While the study was small and short, and health measurements were rather superficial – surface-level oral swabs, BP being the only vascular marker taken into account – it nonetheless offers new insight into the often under-appreciated role the bacteria in our mouths play in promoting important biological functions downstream.

It also sheds new light on how the oral microbiome changes with age. For example, it makes sense that more nitrate-receptive bacteria would populate the mouth as we age, when we’re more likely to need nutritional assistance from our diet to maintain cardiovascular health and function.

“We know that a nitrate-rich diet has health benefits, and older people produce less of their own nitric oxide as they age,” said study author Anni Vanhatalo, a professor at the University of Exeter. “They also tend to have higher blood pressure, which can be linked to cardiovascular complications like heart attack and stroke. Encouraging older adults to consume more nitrate-rich vegetables could have significant long term health benefits.”

The study also reveals the need for more research focusing on this area of age-related medicine and opens the door for age-specific interventions that harness the untapped power of the oral microbiome – which, much like the gut, is still not well understood. The microbial module that responded most strongly to dietary nitrate in older adults (called MM6O) included several species linked to chronic inflammation and immune dysfunction. So regulating this group could potentially have an impact on conditions like age-related cognitive decline and infection response.

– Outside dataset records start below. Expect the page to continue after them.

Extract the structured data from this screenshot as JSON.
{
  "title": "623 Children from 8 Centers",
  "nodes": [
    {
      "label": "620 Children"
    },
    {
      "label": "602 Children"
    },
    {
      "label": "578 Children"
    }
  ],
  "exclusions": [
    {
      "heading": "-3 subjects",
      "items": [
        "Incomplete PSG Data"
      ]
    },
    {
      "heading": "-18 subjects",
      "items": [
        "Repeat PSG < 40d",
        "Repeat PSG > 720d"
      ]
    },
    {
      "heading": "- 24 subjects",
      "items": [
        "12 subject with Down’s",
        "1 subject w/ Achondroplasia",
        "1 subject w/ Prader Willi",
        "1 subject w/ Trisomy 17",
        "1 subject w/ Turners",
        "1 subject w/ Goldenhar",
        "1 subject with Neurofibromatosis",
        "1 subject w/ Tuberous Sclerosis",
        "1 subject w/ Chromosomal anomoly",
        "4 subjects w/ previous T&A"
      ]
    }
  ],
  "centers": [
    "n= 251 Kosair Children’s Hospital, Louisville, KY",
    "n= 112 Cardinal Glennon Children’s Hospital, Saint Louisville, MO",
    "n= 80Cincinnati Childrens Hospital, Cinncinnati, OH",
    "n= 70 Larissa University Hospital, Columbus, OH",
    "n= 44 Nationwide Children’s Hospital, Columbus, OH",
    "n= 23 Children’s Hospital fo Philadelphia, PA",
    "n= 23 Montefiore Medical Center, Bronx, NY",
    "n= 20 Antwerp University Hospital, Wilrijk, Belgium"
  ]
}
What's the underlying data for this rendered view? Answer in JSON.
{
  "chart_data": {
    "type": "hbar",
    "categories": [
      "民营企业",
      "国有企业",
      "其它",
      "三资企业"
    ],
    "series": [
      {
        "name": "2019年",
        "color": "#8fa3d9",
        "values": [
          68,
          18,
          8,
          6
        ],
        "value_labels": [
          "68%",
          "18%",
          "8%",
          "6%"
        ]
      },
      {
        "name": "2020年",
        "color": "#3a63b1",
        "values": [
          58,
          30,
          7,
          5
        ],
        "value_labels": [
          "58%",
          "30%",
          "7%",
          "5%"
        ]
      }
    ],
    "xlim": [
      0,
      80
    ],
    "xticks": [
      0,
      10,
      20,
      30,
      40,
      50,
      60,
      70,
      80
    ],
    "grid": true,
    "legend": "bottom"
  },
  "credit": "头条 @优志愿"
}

“This research is a great example of how bioscience can help us better understand the complex links between diet, the microbiome and healthy aging,” said Lee Beniston from the UK’s Biotechnology and Biological Sciences Research Council . “By uncovering how dietary nitrate affects oral bacteria and blood pressure in older adults, the study opens up new opportunities for improving vascular health through nutrition.”

The research was published in the journal Free Radical Biology and Medicine.